Gli obiettivi di ASEAN sono invece meno chiari. Appoggiare il regime militare sarebbe un duro colpo alla reputazione dell’intero gruppo, per cui possiamo aspettarci che in qualche modo i vari Stati manterranno le distanze dal Tatmadaw (Prayut, Duterte e Phankham Viphavanh non saranno presenti), senza però attaccarlo duramente. I precedenti meeting virtuali hanno evidenziato come l’associazione del sud est asiatico non sia in grado di affrontare una crisi di questo tipo. Sono troppe le componenti in gioco, e la presenza di altri Stati “non democratici” buoni alleati del Myanmar, complica la situazione. Anche negli anni di governo NLD, gran parte dell’economia birmana è rimasta in mano all’esercito. Paesi come Singapore, VIetnam e Thailandia hanno investimenti importanti in Myanmar. Questo da un lato aumenta la loro influenza e il loro interesse nello stabilizzare la situazione, ma dall’altro rende per loro necessario mantenere un rapporto amichevole con il Tatmadaw.

È probabile che ASEAN chieda a Min Aung Hlaing di fermare le violenze contro i cittadini, e se si riuscisse ad arrivare a questo sarebbe già un primo passo. Dopo oltre 700 morti accertati (numero probabilmente sottostimato) e oltre 3000 arresti, proteggere la popolazione è l’obiettivo principale. Il mancato invito del NUG (governo eletto birmano), era probabilmente uno dei requisiti per poter avere Min Aung Hlaing a Jakarta. L’ASEAN sicuramente invocherà la necessità di stabilire un “dialogo” tra le parti birmane coinvolte senza ingerenze esterne, linea condivisa dalla Cina e di fatto anche dall’ONU. Se sia possibile un “dialogo”, e soprattutto un compromesso con il Tatmadaw è ancora tutto da vedere. Non dipenderà solo dall’esercito. In caso di una negoziazione, anche l’unità del NUG verrebbe messa alla prova. Le minoranze etniche e le EAO ancora non hanno piena fiducia nella maggioranza Bamar e nell’NLD. Il regime militare ha sempre adottato una politica di divide et impera per mantenere il potere. Per una soluzione diplomatica sarebbe importante arrivare al tavolo delle negoziazioni con un fronte realmente unito e soprattutto in una posizione di relativa forza, cosa che al momento ancora manca.

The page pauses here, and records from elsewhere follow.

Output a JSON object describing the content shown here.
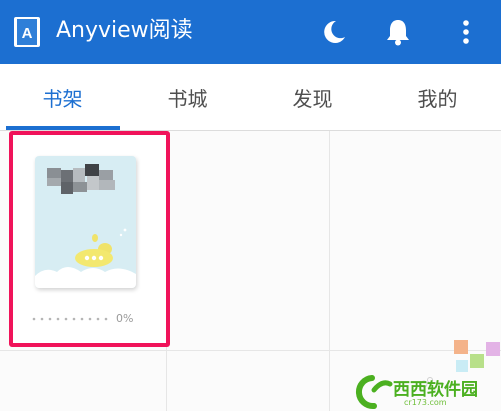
{
  "app": {
    "title": "Anyview阅读",
    "logo_letter": "A",
    "bar_color": "#1c6fd1",
    "icons": [
      "moon-icon",
      "bell-icon",
      "more-vert-icon"
    ]
  },
  "tabs": [
    {
      "label": "书架",
      "active": true
    },
    {
      "label": "书城",
      "active": false
    },
    {
      "label": "发现",
      "active": false
    },
    {
      "label": "我的",
      "active": false
    }
  ],
  "accent_color": "#1c6fd1",
  "highlight_color": "#f0135a",
  "bookshelf": {
    "books": [
      {
        "progress_text": "0%",
        "progress": 0.0
      }
    ]
  },
  "watermark": {
    "name": "西西软件园",
    "url": "cr173.com"
  }
}
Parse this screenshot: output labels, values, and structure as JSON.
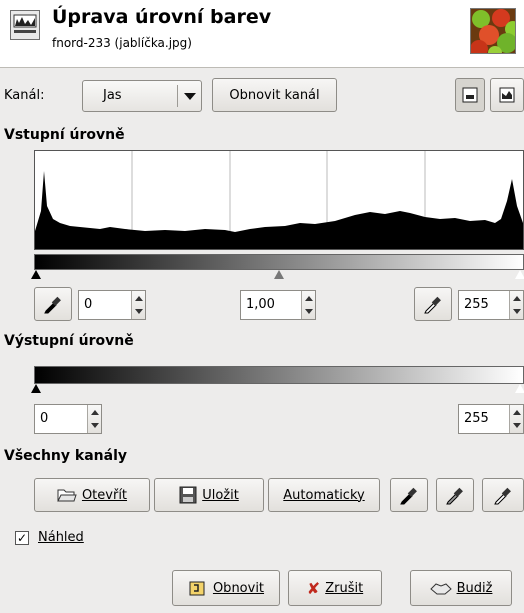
{
  "header": {
    "title": "Úprava úrovní barev",
    "subtitle": "fnord-233 (jablíčka.jpg)"
  },
  "channel": {
    "label": "Kanál:",
    "value": "Jas",
    "reset_label": "Obnovit kanál"
  },
  "input_levels": {
    "heading": "Vstupní úrovně",
    "low": "0",
    "gamma": "1,00",
    "high": "255"
  },
  "output_levels": {
    "heading": "Výstupní úrovně",
    "low": "0",
    "high": "255"
  },
  "all_channels": {
    "heading": "Všechny kanály",
    "open_label": "Otevřít",
    "save_label": "Uložit",
    "auto_label": "Automaticky"
  },
  "preview": {
    "label": "Náhled",
    "checked": true
  },
  "footer": {
    "reset_label": "Obnovit",
    "cancel_label": "Zrušit",
    "ok_label": "Budiž"
  }
}
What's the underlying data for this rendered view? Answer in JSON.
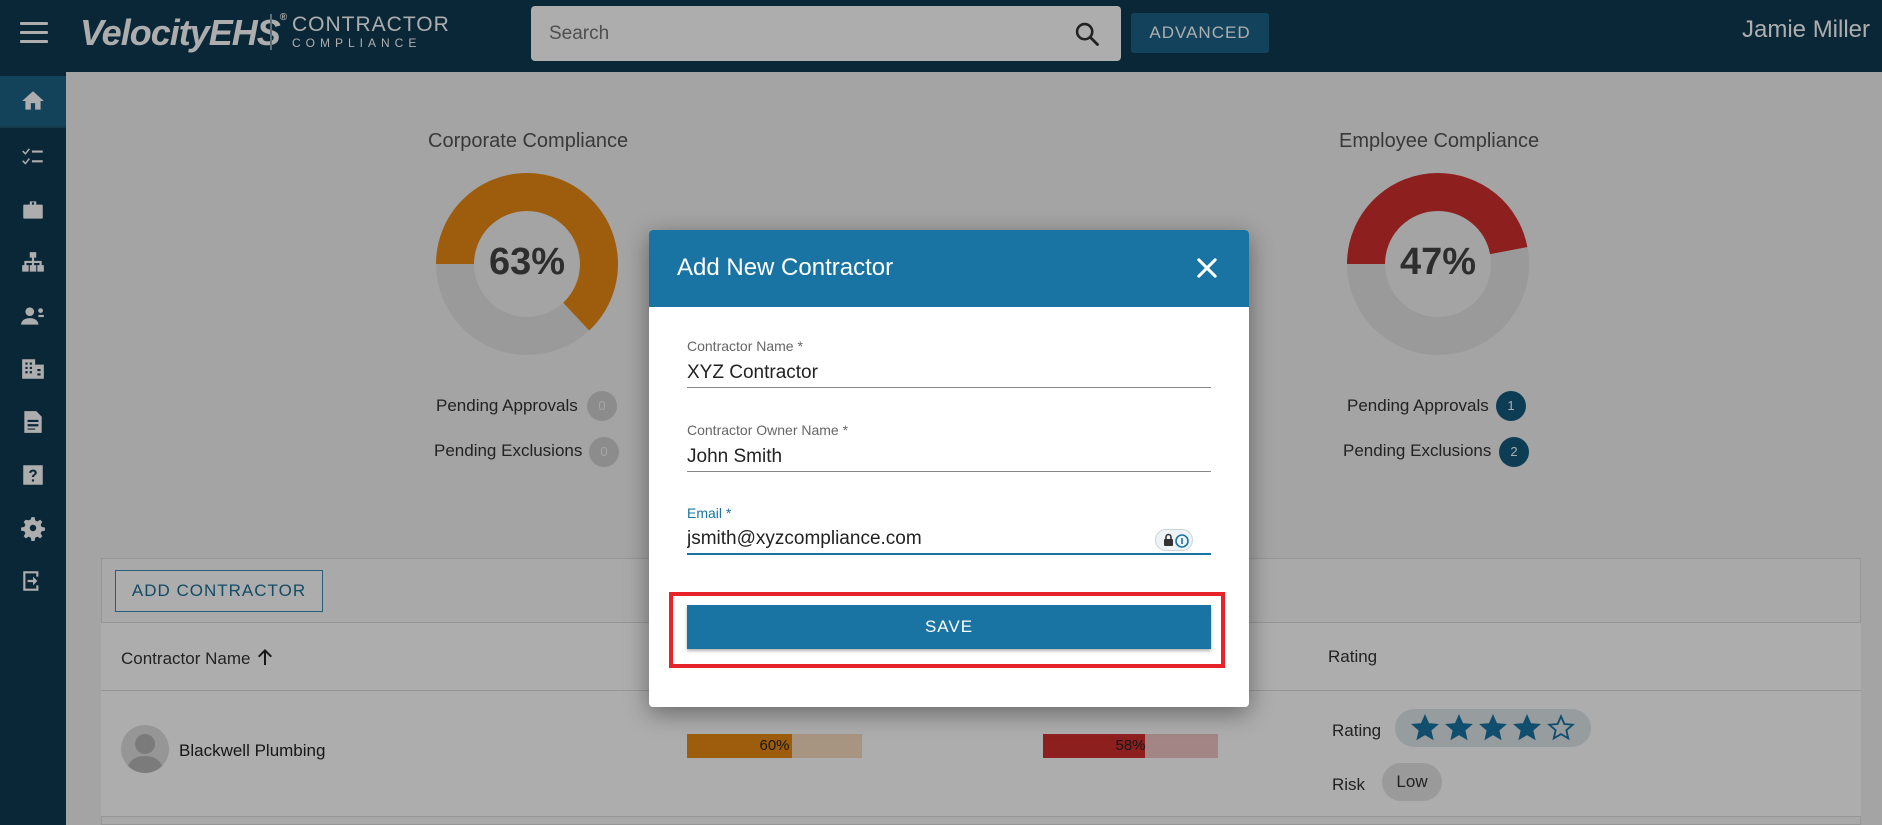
{
  "header": {
    "brand": "VelocityEHS",
    "brand_mark": "®",
    "product_line1": "CONTRACTOR",
    "product_line2": "COMPLIANCE",
    "search_placeholder": "Search",
    "advanced_label": "ADVANCED",
    "user_name": "Jamie Miller"
  },
  "sidebar": {
    "items": [
      {
        "icon": "home-icon",
        "active": true
      },
      {
        "icon": "checklist-icon"
      },
      {
        "icon": "briefcase-icon"
      },
      {
        "icon": "org-chart-icon"
      },
      {
        "icon": "worker-icon"
      },
      {
        "icon": "building-icon"
      },
      {
        "icon": "document-icon"
      },
      {
        "icon": "help-icon"
      },
      {
        "icon": "settings-icon"
      },
      {
        "icon": "logout-icon"
      }
    ]
  },
  "dashboard": {
    "corporate": {
      "title": "Corporate Compliance",
      "percent_label": "63%",
      "percent": 63,
      "color": "#e88a12",
      "pending_approvals_label": "Pending Approvals",
      "pending_approvals": "0",
      "pending_exclusions_label": "Pending Exclusions",
      "pending_exclusions": "0"
    },
    "employee": {
      "title": "Employee Compliance",
      "percent_label": "47%",
      "percent": 47,
      "color": "#d22e2e",
      "pending_approvals_label": "Pending Approvals",
      "pending_approvals": "1",
      "pending_exclusions_label": "Pending Exclusions",
      "pending_exclusions": "2"
    }
  },
  "table": {
    "add_button": "ADD CONTRACTOR",
    "columns": [
      "Contractor Name",
      "Rating"
    ],
    "rows": [
      {
        "name": "Blackwell Plumbing",
        "corporate_bar": "60%",
        "corporate_value": 60,
        "employee_bar": "58%",
        "employee_value": 58,
        "rating_label": "Rating",
        "rating": 4,
        "rating_max": 5,
        "risk_label": "Risk",
        "risk": "Low"
      }
    ]
  },
  "modal": {
    "title": "Add New Contractor",
    "fields": [
      {
        "label": "Contractor Name *",
        "value": "XYZ Contractor"
      },
      {
        "label": "Contractor Owner Name *",
        "value": "John Smith"
      },
      {
        "label": "Email *",
        "value": "jsmith@xyzcompliance.com"
      }
    ],
    "save_label": "SAVE"
  }
}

Ma soprattutto ciò che davvero importerà, negoziazioni o meno, è la volontà de popolo birmano. Questi tre mesi hanno dimostrato cosa la gente sia disposta a fare pur di ottenere la democrazia. Hanno evidenziato quanto potere può avere un movimento di protesta unito e determinato. Pagando un prezzo altissimo, è riuscito a bloccare l’economia, a fermare tutti gli apparati statali e a negare qualsiasi controllo ad un esercito armato che conta più di 300.000 unità.

Non importa quanti aerei possa prendere, e a quanti meeting possa andare. Min Aung Hlaing, alla fine, non potrà evitare il giudizio del popolo birmano.